Je me tourne vers son responsable, T. Laur :
- Il va falloir augmenter certaines cadences mais aussi diversifier notre gamme de produits et optimiser notre système informatique. Je vous invite à étudier en détail les lignes du contrat avec la direction marketing. Vous allez tâter le terrain auprès de vos équipes pour me trouver des volontaires. Mais ne leur proposez pas la lune, nous n'avons pas les moyens !
- Une astreinte, cela se paye, Monsieur le Président, se risque T. Laur. Bien sûr que cela se paye. Mais là, c'est de la responsabilité du DRH de négocier au mieux le surcoût que cela engendrera. C'est cela qui est pénible dans la vie de PDG. Il y a toujours quelque chose pour venir gâcher tout le plaisir que peut procurer une bonne nouvelle. Les gens ne s'imaginent pas l'existence harassante que l'on mène !

Au bout de six mois, la machine tourne à plein rendement. La production suffit juste à alimenter toutes nos commandes et nous étudions la possibilité d'accroître nos capacités en rachetant des locaux voisins. La possibilité de travail en production continue devient une certitude. Tant pis pour le surcoût salarial, un contrat avec ces asiatiques, dont on dit qu'ils sont les futurs maîtres du monde, ne se refuse pas. Et puis, nous en profiterons pour augmenter nos tarifs l'an prochain : Hubert Henron a l'art de déguiser une hausse délibérée en fluctuations aléatoires des taux de change pour faire passer la pilule.

Hélas, le changement s'avère trop brutal pour mes collaborateurs, dont la plupart sont enfermés dans une routine quotidienne. T. Laur me fait part de la situation :
- La relative paix sociale qui régnait dans nos unités de production ne semble pas avoir survécue au changement d'habitudes. Il y a des mécontents. Ceux qui ont refusé les astreintes au départ et qui maintenant regrettent de ne pas bénéficier des avantages que touchent les autres, mais qui en aucun cas ne se porteraient volontaires si on faisait un nouvel appel à candidature. Ceux qui sont d'astreintes et dont la femme ne supporte plus les absences ou les appels nocturnes. Et il y a les tire-au-flanc qui se font porter pâles quand arrive leur tour ce qui fait que ce sont les courageux qui effectuent la permanence plus souvent qu'ils ne devraient. Et avec les 35 heures, beaucoup se demandent si leurs heures supplémentaires seront vraiment payées. Quant à la réorganisation des chaînes de production, peu de collaborateurs ont vraiment changé leurs habitudes.
- Avez-vous réalisé un véritable accompagnement du changement ?
- Bien sûr, Président, nous avons fabriqué des tee-shirts avec le logo de l'entreprise et racheté un lot de mascottes Footix que nous avons repeintes aux couleurs de l'entreprise. Je me suis inspiré de la formation sur la Corporate Identity que vous nous avez fait suivre il y à un an.

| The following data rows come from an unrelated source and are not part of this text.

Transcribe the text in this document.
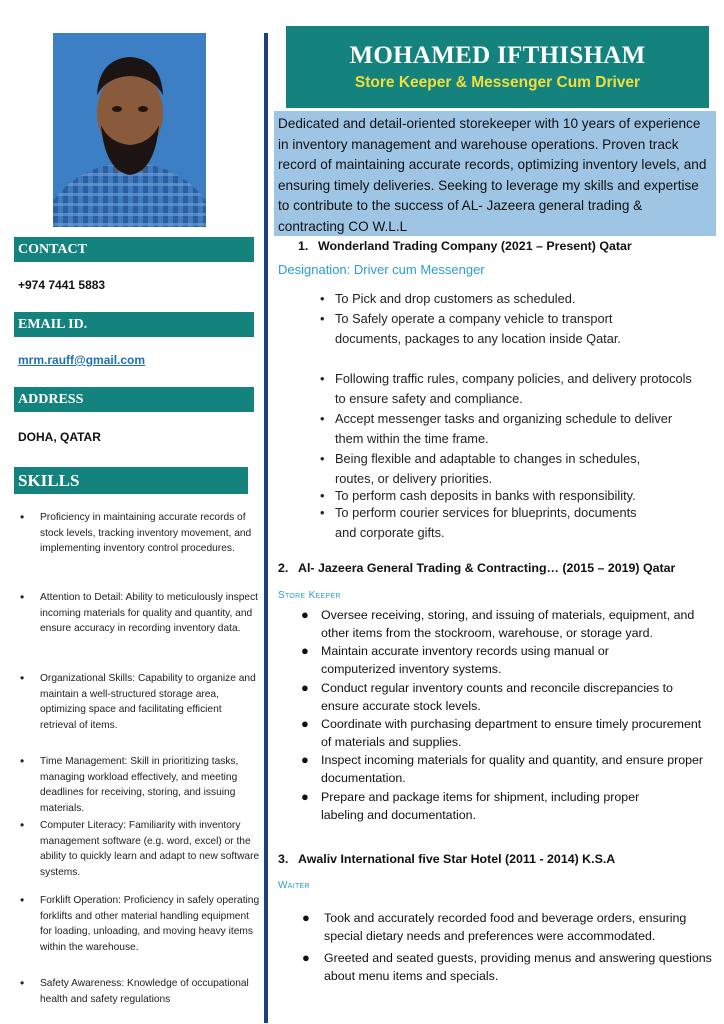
CONTACT
+974 7441 5883
EMAIL ID.
mrm.rauff@gmail.com
ADDRESS
DOHA, QATAR
SKILLS
• Proficiency in maintaining accurate records of stock levels, tracking inventory movement, and implementing inventory control procedures.
• Attention to Detail: Ability to meticulously inspect incoming materials for quality and quantity, and ensure accuracy in recording inventory data.
• Organizational Skills: Capability to organize and maintain a well-structured storage area, optimizing space and facilitating efficient retrieval of items.
• Time Management: Skill in prioritizing tasks, managing workload effectively, and meeting deadlines for receiving, storing, and issuing materials.
• Computer Literacy: Familiarity with inventory management software (e.g. word, excel) or the ability to quickly learn and adapt to new software systems.
• Forklift Operation: Proficiency in safely operating forklifts and other material handling equipment for loading, unloading, and moving heavy items within the warehouse.
• Safety Awareness: Knowledge of occupational health and safety regulations
MOHAMED IFTHISHAM
Store Keeper & Messenger Cum Driver
Dedicated and detail-oriented storekeeper with 10 years of experience in inventory management and warehouse operations. Proven track record of maintaining accurate records, optimizing inventory levels, and ensuring timely deliveries. Seeking to leverage my skills and expertise to contribute to the success of AL- Jazeera general trading & contracting CO W.L.L
1. Wonderland Trading Company (2021 – Present) Qatar
Designation: Driver cum Messenger
• To Pick and drop customers as scheduled.
• To Safely operate a company vehicle to transport documents, packages to any location inside Qatar.
• Following traffic rules, company policies, and delivery protocols to ensure safety and compliance.
• Accept messenger tasks and organizing schedule to deliver them within the time frame.
• Being flexible and adaptable to changes in schedules, routes, or delivery priorities.
• To perform cash deposits in banks with responsibility.
• To perform courier services for blueprints, documents and corporate gifts.
2. Al- Jazeera General Trading & Contracting… (2015 – 2019) Qatar
Store Keeper
● Oversee receiving, storing, and issuing of materials, equipment, and other items from the stockroom, warehouse, or storage yard.
● Maintain accurate inventory records using manual or computerized inventory systems.
● Conduct regular inventory counts and reconcile discrepancies to ensure accurate stock levels.
● Coordinate with purchasing department to ensure timely procurement of materials and supplies.
● Inspect incoming materials for quality and quantity, and ensure proper documentation.
● Prepare and package items for shipment, including proper labeling and documentation.
3. Awaliv International five Star Hotel (2011 - 2014) K.S.A
Waiter
● Took and accurately recorded food and beverage orders, ensuring special dietary needs and preferences were accommodated.
● Greeted and seated guests, providing menus and answering questions about menu items and specials.
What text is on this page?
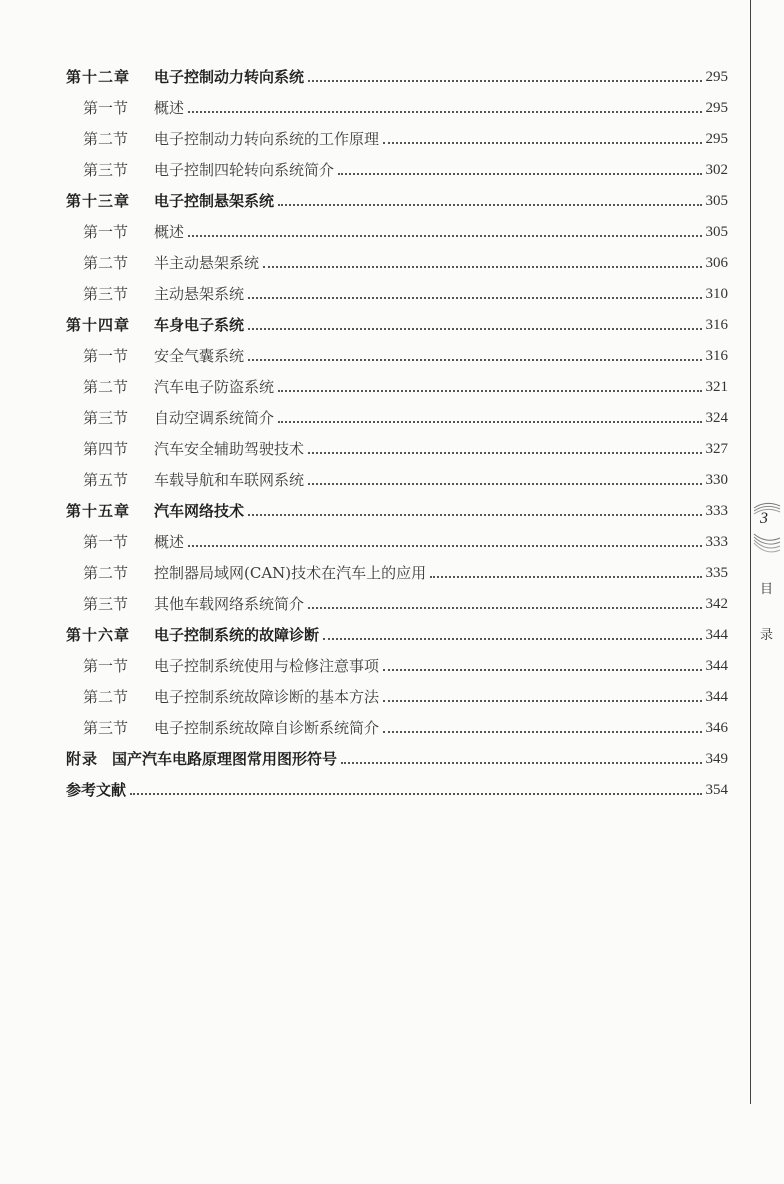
第十二章	电子控制动力转向系统	295
第一节	概述	295
第二节	电子控制动力转向系统的工作原理	295
第三节	电子控制四轮转向系统简介	302
第十三章	电子控制悬架系统	305
第一节	概述	305
第二节	半主动悬架系统	306
第三节	主动悬架系统	310
第十四章	车身电子系统	316
第一节	安全气囊系统	316
第二节	汽车电子防盗系统	321
第三节	自动空调系统简介	324
第四节	汽车安全辅助驾驶技术	327
第五节	车载导航和车联网系统	330
第十五章	汽车网络技术	333
第一节	概述	333
第二节	控制器局域网(CAN)技术在汽车上的应用	335
第三节	其他车载网络系统简介	342
第十六章	电子控制系统的故障诊断	344
第一节	电子控制系统使用与检修注意事项	344
第二节	电子控制系统故障诊断的基本方法	344
第三节	电子控制系统故障自诊断系统简介	346
附录 国产汽车电路原理图常用图形符号	349
参考文献	354
3
目
录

Le voilà, notre véritable calvaire, nous autres, dirigeants d'entreprises. On se décarcasse pour conclure des contrats juteux avec des nouveaux clients et nous sommes incapables de les honorer : le cocktail fait d'une bonne dose de 35 heures, de résistance au changement, de mauvaise foi des collaborateurs et d'une organisation archaïque qu'il faudrait modifier de fond en comble, produit son lot d'effets pervers.

Mais qu'y pouvons-nous ? Les 35 heures ? Aucun gouvernement n'aura le courage de remettre à plat ce qui a provoqué la risée pour nos entreprises à l'étranger. La résistance au changement ? Elle remonte à la nuit des temps. La mauvaise foi et l'incompétence ? Il n'est pas encore né le sociologue qui nous fournira les clés pour nous débarrasser à coup sûr des parasites qui pullulent dans nos entreprises. Une organisation archaïque ? Elle ne peut se modifier que progressivement : à chaque fois que l'on remet en cause une parcelle de pouvoir, nous avons sur le dos les syndicats, le comité d'entreprise, les délégués du personnel, les salariés, quand ce ne sont pas les actionnaires et les clients.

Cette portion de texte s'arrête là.